According to OSHA’s Assistant Secretary of Labor, Jordan Barab, “[t]he proposal to align the hazard communication standard with the GHS will improve the consistency and effectiveness of hazard communications and reduce chemical-related injuries, illnesses and fatalities.” Pursuant to the recent notice of a proposed rule in the Federal Register, this proposal would require employers to train workers regarding new labels and safety data sheets within two years of the effective date of the final rule, and would mandate that manufacturers comply with the rule within three years.
The proposed rule also sets forth new “hazard categories.” Specifically, there are nine health hazard categories for chemicals based on their effects and sixteen physical hazards. The health hazard categories include acute toxicity, skin corrosion or irritation, serious eye damage or eye irritation, respiratory or skin sensitization, germ cell mutagenicity, carcinogenicity, reproductive toxicity, specific target organ toxicity through single or repeated exposure, and aspiration hazards.
The physical hazard categories are explosives; flammable gases; flammable aerosols; oxidizing gases; gases under pressure; flammable liquids; flammable solids; self-reactive chemicals; pyrophoric liquids; pyrophoric solids; self-heating chemicals; chemicals, in contact with water, that emit flammable gases; oxidizing liquids; oxidizing solids; organic peroxides; and corrosive to metals.
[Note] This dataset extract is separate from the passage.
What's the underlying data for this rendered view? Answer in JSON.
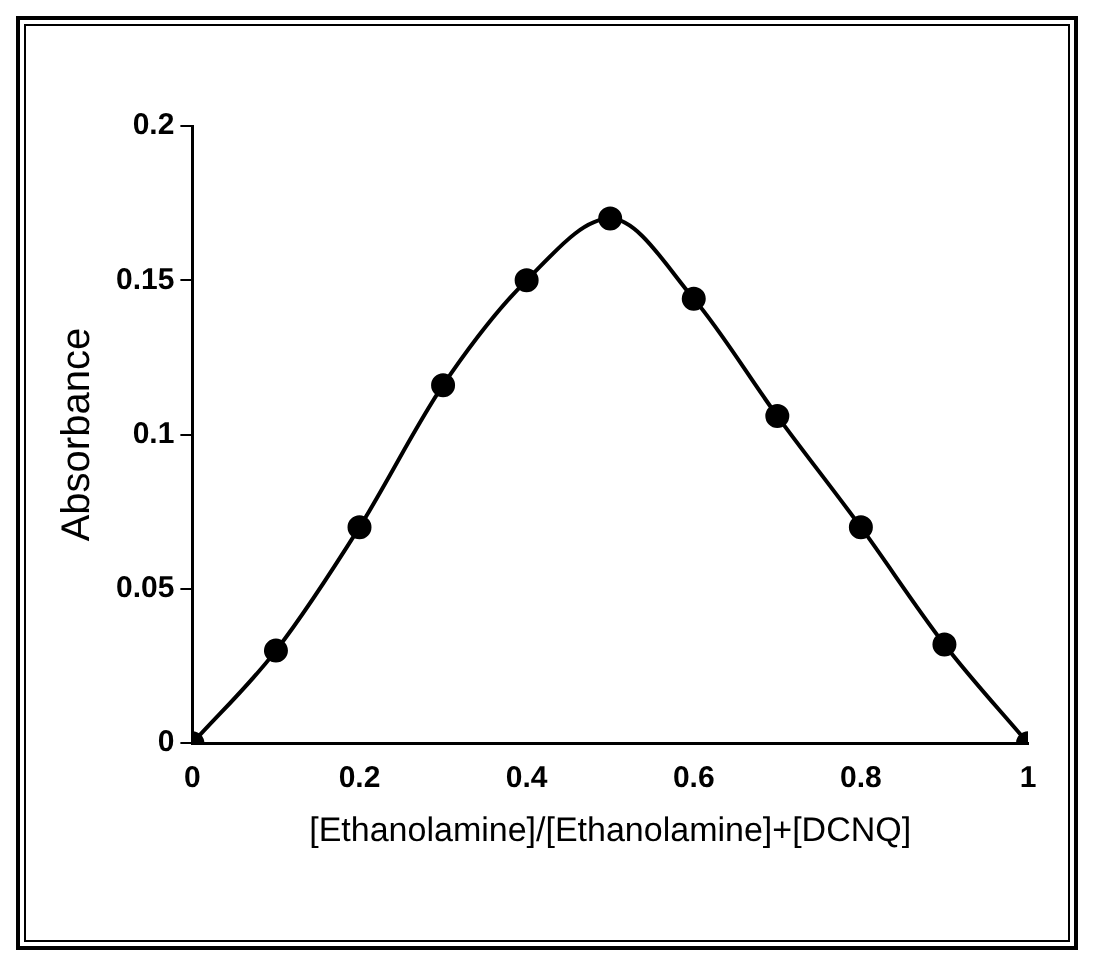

According to the notice, OSHA will hold an informal public hearing on the proposal, but has yet to announce a date. Although OSHA has apparently determined that the proposal would not have a significant impact on small businesses, it has nonetheless also requested comments on the potential economic impact of the rule. However, it seems clear that the new rule would require employers to incur additional costs for employee training and the testing of chemical mixtures.
Combustible Dust
OSHA is currently in the midst of an ongoing combustible dust national emphasis program. Under the emphasis program, OSHA has found approximately 5,000 violations, but most of these citations were for violation of the general duty clause. Accordingly, OSHA is seeking comments on a standard designed to prevent combustible dust fires in all industries. To date, OSHA has never established one, comprehensive standard that addresses combustible dust hazards encompassing all industries. OSHA is asking for comments on a number of issues related to combustible dust, including, but not limited to, the definition of combustible dust, and hazard assessments, communications, and training. OSHA is also taking comments on whether the standard should cover different types of dusts separately, and whether site-specific dust plans should be required.